On Tue, 3 Jun 2008, Nick Piggin wrote:
> On Monday 02 June 2008 17:24, Russell King wrote:
>> So, can the semantics of what's expected from these IO accessor
>> functions be documented somewhere.  Please?  Before this thread gets
>> lost in the depths of time?
>
> This whole thread also ties in with my posts about mmiowb (which IMO
> should go away).
>
> readl/writel:  strongly ordered wrt one another and other stores
>               to cacheable RAM, byteswapping
> __readl/__writel:  not ordered (needs mb/rmb/wmb to order with
>                   other readl/writel and cacheable operations, or
>                   io_*mb to order with one another)
> raw_readl/raw_writel:  strongly ordered, no byteswapping
> __raw_readl/__raw_writel:  not ordered, no byteswapping

Byte-swapping vs not byte-swapping is not usually what the programmer wants. 
Usually your device's registers are defined as being big-endian or
little-endian and you want whatever is needed to give you that.

I believe that on some archs that can be either byte order, some built-in
devices will change their registers to match, and so you want "native endian"
or no swapping for these.  Though that's definitely in the minority.

An accessors that always byte-swaps regardless of the endianness of the host
is never something I've seen a driver want.

IOW, there are four ways one can defined endianness/swapping:
1) Little-endian
2) Big-endian
3) Native-endian aka non-byte-swapping
4) Foreign-endian aka byte-swapping

1 and 2 are by far the most used.  Some code wants 3.  No one wants 4.  Yet
our API is providing 3 & 4, the two which are the least useful.

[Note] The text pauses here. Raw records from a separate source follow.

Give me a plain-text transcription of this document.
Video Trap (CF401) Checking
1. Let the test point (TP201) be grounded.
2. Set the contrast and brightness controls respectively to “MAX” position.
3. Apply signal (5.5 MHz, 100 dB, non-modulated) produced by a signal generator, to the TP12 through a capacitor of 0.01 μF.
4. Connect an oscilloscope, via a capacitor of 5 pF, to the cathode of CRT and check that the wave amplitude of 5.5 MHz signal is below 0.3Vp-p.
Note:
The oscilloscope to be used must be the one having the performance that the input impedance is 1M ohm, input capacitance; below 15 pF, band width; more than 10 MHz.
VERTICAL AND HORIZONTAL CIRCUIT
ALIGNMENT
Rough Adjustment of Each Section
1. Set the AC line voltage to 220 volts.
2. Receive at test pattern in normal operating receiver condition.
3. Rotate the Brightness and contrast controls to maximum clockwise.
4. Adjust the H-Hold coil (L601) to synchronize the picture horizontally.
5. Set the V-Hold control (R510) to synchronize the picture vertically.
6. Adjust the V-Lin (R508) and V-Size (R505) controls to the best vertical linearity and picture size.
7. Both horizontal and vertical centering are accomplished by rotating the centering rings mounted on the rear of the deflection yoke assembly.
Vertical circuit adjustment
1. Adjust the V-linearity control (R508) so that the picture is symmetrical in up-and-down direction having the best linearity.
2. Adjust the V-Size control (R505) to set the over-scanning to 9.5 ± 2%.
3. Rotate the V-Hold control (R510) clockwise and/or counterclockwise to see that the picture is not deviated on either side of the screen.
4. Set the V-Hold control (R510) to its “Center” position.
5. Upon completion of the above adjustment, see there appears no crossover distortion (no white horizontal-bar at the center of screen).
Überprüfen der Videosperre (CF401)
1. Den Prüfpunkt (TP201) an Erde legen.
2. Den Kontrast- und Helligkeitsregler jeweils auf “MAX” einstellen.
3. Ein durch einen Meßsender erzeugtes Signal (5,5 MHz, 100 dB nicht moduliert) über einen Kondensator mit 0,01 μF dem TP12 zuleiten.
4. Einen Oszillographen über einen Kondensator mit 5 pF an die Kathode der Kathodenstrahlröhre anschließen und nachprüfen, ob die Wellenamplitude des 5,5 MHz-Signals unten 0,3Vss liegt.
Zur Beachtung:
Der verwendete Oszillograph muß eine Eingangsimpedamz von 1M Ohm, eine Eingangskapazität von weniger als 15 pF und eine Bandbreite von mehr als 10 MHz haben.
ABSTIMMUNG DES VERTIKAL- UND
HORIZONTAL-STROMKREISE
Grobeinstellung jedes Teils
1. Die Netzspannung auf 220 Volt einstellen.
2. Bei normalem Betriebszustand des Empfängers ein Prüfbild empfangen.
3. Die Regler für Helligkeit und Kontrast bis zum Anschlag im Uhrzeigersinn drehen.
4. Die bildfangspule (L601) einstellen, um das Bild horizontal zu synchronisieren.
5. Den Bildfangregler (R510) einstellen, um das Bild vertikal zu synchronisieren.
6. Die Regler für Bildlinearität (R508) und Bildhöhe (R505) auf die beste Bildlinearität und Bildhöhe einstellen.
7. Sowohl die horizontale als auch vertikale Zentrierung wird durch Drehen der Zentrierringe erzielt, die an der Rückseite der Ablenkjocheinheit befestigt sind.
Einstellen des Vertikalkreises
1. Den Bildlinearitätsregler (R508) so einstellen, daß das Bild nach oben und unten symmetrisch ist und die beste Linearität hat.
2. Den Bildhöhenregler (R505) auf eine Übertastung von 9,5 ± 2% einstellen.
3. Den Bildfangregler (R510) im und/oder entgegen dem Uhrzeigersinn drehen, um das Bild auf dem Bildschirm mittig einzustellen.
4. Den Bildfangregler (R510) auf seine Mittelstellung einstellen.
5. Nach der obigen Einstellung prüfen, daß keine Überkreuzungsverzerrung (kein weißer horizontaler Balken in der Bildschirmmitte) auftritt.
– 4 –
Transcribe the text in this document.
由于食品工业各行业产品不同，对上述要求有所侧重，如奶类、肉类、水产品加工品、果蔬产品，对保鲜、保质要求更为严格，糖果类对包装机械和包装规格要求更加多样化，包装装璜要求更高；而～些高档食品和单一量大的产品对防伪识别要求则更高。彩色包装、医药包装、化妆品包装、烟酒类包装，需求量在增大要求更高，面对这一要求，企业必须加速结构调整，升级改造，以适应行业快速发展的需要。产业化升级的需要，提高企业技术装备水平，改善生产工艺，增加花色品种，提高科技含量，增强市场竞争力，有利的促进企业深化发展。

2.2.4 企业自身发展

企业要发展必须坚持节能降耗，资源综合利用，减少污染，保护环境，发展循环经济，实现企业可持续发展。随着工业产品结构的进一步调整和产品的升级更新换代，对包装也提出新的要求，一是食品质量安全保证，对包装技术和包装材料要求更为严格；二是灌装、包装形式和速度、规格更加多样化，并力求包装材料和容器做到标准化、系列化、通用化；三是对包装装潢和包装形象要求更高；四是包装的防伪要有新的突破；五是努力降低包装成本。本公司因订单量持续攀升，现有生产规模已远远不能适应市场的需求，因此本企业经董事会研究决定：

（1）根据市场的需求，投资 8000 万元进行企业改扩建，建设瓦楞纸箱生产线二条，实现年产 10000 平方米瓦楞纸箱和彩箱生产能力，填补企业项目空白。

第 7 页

Is it enough to provide only "all or none" for ordering strictness?  For
instance on powerpc, one can get a speedup by dropping strict ordering for IO
vs cacheable memory, but still keeping ordering for IO vs IO and IO vs locks. 
This is much easier to program for than no ordering at all.  In fact, if one
doesn't use coherent DMA, it's basically the same as fully strict ordering.